Throughout this blog, I talk of linchpins, the people within an organisation that make most of the connections and add most of the value to their organisation. These individuals are usually quite rare in an OSS organisation and it is the responsibility of the organisation to cultivate growing numbers of linchpins.
I also refer to these people as tripods because they generally have three key characteristics, whereas their counterparts tend to have only one or maybe two of the three. A tripod has a deep enough understanding of all of the following to be able to make valuable connections across these domains:
- IT / Technology / Systems – Databases, servers, high-availability architectures, programming, SDLC, application integrations, etc
- Operations – network technologies/topologies, operational processes, CSP organisation structures
- Business Value – building assets that add value to the organisation, that bring competitive advantages, that strengthen the organisation’s brand
It is common for individuals to have skills in item 1 or 2. It is quite rare for technical staff to have a solid understanding of both. But it is rarer still for the technically proficient to also be able to consider the technical merits of an OSS but in terms of how they are adding value to the business.

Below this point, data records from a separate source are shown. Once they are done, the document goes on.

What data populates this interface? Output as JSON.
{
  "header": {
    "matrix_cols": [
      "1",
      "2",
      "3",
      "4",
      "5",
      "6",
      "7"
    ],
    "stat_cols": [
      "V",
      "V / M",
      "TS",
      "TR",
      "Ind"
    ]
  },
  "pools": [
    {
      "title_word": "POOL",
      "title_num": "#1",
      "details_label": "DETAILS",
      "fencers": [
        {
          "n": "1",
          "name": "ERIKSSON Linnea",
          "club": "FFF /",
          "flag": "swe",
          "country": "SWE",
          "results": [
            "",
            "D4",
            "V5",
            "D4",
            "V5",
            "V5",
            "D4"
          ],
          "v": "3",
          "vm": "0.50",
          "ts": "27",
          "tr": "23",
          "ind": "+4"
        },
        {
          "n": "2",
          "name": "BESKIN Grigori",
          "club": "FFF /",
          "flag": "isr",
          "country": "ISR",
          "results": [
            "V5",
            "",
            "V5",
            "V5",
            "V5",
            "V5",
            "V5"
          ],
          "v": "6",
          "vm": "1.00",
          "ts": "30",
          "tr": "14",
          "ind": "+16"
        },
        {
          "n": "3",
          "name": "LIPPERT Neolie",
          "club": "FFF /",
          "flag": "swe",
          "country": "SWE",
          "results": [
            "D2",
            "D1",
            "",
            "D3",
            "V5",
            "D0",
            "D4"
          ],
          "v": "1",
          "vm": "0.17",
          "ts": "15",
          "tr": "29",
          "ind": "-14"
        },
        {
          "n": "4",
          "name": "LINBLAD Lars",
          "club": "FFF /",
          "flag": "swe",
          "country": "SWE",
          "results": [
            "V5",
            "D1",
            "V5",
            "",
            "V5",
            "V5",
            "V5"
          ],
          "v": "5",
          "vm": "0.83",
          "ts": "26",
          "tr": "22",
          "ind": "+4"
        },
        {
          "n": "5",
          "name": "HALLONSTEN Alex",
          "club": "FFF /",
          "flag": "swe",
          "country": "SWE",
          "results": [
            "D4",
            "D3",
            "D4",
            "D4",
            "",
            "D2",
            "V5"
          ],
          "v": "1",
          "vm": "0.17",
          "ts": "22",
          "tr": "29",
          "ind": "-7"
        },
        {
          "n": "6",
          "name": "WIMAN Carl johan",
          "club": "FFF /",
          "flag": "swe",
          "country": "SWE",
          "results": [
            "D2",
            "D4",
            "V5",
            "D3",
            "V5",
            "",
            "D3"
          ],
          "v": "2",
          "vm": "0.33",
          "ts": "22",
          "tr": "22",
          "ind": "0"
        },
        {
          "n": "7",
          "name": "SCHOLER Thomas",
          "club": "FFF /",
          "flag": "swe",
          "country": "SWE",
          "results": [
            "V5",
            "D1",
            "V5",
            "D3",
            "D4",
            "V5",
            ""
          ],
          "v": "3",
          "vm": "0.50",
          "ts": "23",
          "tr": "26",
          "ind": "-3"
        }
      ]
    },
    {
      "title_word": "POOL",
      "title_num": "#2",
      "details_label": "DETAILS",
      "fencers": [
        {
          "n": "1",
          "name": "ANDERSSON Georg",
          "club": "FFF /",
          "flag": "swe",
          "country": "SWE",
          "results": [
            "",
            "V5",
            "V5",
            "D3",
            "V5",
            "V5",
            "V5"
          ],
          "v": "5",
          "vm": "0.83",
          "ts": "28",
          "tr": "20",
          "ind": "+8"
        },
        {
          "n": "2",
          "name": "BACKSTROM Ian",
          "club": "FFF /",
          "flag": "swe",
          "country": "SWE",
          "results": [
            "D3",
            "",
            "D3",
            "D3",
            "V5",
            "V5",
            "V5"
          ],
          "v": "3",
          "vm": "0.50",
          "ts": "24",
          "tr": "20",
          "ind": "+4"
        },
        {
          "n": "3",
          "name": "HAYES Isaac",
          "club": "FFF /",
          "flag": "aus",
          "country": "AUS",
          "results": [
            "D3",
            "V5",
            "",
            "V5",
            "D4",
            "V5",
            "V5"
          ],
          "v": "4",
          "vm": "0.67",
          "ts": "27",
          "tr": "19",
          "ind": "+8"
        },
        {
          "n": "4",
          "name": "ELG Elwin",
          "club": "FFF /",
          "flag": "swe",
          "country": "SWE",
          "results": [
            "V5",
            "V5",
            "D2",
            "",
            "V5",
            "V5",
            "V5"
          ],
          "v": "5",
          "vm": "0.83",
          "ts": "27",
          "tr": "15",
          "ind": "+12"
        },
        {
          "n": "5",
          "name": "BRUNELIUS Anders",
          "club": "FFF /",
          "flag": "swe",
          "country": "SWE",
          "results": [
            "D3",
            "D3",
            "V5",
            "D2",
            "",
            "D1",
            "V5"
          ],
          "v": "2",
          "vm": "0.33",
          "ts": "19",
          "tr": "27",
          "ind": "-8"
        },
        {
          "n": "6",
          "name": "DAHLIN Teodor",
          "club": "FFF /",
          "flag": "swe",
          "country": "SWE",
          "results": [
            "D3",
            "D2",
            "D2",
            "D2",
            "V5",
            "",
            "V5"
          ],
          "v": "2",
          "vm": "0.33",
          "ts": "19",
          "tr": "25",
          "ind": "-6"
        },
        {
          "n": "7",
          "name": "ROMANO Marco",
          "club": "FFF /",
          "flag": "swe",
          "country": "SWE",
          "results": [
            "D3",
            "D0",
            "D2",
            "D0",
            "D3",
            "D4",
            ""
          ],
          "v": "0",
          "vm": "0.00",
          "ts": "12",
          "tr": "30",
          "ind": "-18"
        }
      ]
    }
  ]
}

If you are installing an OSS that costs $100M for example or $10M or even $1M, that’s a lot of new customer services or efficiency gains that must be produced to justify the expenditure.
In the past, OSS could be justified as being an insurance policy, preventing the risk of damage to the CSP’s brand. This is still the case, but there also appears to be an industry-wide trend of having to demonstrate tangible business benefits as well.
Are you a tripod? What are you doing to help develop more tripods in your organisation?